Kocaelispor z Turcji również poszukiwał bramkarza. Agent z tamtych stron, Ahmed Bulut, zapewniał, że zarobi tam 250 tysięcy funtów, a w piątej drużynie poprzedniego sezonu będzie miał stałe miejsce w bramce. Nieoczekiwanie do gry wkroczył także Uerding KFC, klub, który grał w regionalnej lidze. Zaproponowali bardzo dobre pieniądze. Jednak menadżer Uerdingen, Hans-Peter Jakob, który na początku wydawał się przyjazny, zasmucił bohatera tekstu dwoma słowami – poszukujemy rezerwowego. Lars Leese miał być opcją zastępczą dla 19-letniego Christiana Vandera, który był przyszłością klubu. Podziękował. Miał również oferty z Malezji.

Jego przyjaciel, Holger Wacker, który z piłką miał niewiele wspólnego, chcąc mu pomóc, rozsyłał jego CV do różnych klubów. Wynikła z tego zabawna sytuacja. Działacze z Essen odezwali się do Holgera, jednak ten nie wiedział, kim jest Klaus Berger, ówczesny trener Rot Weiss Essen, co wyraźnie zezłościło szkoleniowca, który mu podziękował po wymianie zaledwie kilku zdań.

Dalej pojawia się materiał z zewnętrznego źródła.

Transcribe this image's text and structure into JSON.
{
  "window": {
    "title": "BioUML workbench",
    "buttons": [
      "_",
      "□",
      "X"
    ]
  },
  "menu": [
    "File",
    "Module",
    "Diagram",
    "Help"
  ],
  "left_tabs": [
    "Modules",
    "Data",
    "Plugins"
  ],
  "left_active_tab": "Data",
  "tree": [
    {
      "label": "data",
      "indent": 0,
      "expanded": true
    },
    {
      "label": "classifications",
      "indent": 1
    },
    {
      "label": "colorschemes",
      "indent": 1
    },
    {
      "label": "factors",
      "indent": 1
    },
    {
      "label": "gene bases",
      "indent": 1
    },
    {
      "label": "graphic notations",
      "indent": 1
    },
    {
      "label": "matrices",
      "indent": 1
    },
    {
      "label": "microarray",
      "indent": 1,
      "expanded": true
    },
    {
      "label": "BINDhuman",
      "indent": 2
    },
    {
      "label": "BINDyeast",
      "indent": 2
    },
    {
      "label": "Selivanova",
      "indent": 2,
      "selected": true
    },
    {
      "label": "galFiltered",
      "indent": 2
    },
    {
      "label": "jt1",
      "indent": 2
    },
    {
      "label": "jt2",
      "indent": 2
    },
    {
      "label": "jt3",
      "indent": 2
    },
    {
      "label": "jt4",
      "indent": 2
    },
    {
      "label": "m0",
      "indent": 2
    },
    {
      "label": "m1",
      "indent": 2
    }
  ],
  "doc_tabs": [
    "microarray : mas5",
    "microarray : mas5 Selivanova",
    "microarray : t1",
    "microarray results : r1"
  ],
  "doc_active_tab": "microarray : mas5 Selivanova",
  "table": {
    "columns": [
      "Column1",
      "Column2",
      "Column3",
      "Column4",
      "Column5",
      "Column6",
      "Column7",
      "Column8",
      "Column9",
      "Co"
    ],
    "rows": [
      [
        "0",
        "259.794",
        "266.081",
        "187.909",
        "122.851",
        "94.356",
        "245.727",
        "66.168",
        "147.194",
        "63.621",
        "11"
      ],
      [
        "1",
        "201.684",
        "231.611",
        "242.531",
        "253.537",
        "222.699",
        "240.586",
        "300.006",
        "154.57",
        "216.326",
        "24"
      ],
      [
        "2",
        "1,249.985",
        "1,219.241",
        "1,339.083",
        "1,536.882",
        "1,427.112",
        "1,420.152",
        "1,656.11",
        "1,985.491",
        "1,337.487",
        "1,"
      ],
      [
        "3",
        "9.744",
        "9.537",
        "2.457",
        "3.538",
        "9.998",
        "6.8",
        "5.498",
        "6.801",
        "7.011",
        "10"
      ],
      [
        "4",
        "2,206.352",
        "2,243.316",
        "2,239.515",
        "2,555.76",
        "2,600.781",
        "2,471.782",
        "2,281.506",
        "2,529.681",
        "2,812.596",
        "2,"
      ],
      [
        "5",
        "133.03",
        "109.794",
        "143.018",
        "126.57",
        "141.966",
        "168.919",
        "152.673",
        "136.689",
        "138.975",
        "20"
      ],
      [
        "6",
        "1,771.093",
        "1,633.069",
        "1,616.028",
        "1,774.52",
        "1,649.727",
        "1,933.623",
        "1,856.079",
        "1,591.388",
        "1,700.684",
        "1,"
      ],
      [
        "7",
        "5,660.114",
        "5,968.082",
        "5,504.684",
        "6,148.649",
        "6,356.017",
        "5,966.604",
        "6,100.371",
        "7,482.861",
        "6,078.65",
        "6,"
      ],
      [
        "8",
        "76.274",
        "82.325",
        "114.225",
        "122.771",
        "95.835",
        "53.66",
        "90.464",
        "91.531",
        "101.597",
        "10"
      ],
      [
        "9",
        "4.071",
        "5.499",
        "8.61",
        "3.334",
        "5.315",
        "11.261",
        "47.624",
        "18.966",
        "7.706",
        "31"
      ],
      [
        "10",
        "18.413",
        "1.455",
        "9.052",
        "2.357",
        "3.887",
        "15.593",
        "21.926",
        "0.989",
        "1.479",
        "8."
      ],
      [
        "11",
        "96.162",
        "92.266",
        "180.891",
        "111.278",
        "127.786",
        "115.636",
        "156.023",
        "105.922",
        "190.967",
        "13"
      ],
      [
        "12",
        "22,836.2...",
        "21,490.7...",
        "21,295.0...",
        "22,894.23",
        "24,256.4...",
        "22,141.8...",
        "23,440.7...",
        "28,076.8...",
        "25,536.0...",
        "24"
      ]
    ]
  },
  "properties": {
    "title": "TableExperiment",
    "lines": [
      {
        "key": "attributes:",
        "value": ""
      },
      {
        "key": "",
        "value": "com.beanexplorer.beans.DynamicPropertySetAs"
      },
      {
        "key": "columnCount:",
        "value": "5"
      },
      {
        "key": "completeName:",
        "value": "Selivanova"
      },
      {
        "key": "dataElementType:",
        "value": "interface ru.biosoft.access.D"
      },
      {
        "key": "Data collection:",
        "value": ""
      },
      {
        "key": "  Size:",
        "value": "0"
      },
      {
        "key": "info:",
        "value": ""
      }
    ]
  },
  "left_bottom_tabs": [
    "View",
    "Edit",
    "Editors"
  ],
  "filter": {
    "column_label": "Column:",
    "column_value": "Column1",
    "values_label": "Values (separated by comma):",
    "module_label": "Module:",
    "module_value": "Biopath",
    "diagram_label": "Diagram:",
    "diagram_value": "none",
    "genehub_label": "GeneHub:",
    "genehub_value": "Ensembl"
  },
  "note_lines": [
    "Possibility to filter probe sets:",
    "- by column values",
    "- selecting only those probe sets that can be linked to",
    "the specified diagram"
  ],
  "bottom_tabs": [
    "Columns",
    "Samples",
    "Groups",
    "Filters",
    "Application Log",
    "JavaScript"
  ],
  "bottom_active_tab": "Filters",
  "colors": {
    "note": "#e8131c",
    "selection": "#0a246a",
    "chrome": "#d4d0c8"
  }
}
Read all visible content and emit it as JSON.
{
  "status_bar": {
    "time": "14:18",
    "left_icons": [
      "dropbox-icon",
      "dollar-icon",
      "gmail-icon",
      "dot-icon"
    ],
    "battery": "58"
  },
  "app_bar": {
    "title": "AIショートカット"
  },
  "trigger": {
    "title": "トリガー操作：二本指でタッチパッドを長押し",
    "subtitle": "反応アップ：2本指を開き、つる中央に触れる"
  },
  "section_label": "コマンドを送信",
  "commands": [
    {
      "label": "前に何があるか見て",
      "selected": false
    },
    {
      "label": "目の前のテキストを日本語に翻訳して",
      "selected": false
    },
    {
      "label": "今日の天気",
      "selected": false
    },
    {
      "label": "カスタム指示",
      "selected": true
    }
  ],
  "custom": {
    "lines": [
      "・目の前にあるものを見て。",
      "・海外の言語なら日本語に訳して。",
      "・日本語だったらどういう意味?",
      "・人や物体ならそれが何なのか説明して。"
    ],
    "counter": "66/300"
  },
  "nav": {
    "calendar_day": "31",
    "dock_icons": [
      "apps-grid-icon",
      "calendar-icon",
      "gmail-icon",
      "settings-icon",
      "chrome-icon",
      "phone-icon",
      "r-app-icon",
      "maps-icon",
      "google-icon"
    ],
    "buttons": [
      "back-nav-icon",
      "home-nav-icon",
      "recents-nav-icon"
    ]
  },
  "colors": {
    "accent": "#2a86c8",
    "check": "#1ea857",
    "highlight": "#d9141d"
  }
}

Lars był też blisko Walhofd Manheim, ale w ostatniej chwili zaangażowano tam Achima Hollerichta z VfB Stuttgart. Powiedzieć, że był załamany – to jak nic nie powiedzieć. Pomocną dłoń wyciągnął do niego były prezes Pressen Koeln, Winfred Putz, który zaproponował mu grę w Oberlidze od przyszłego sezonu. Prawdę mówiąc, nie była to bezinteresowna pomoc – Volker Struth, partner biznesowy Putza szukał kogoś do pracy w biurze, a że Leese miał doświadczenie w tej sprawie, więc zgodził się na takie rozwiązanie.

Już po roku zrezygnował, ponieważ płacono mu mniej, niż obiecywano na początku. Po krótkiej przygodzie z rezerwami Borussii Moenchengladbach powrócił do Kolonii, do miejsca, w którym zaczęła się jego przygoda z piłką nożną. To stąd sprzedawca materiałów biurowych w wieku 26 lat wyruszył na Wyspy Brytyjskie, żeby zagrać w najwyższej klasie rozgrywkowej. Ostatnie dwa lata grał w rezerwach Koeln. Wrócił tu, skąd kiedyś go pogoniono za olewanie treningów. Wrócił do domu.

Nigdy nie jest za późno, zapamiętajcie. Trzeba walczyć o własne marzenia, starać realizować się założone sobie wcześniej cele. Nie odpuszczajcie w żadnym wypadku, bo nigdy nie wiadomo, kiedy pojawi się szansa, prawdziwa okazja, która wywinduje was na szczyt i zapisze wasze imię na kartach historii. Lars Leese jest doskonałym przykładem i inspiracją.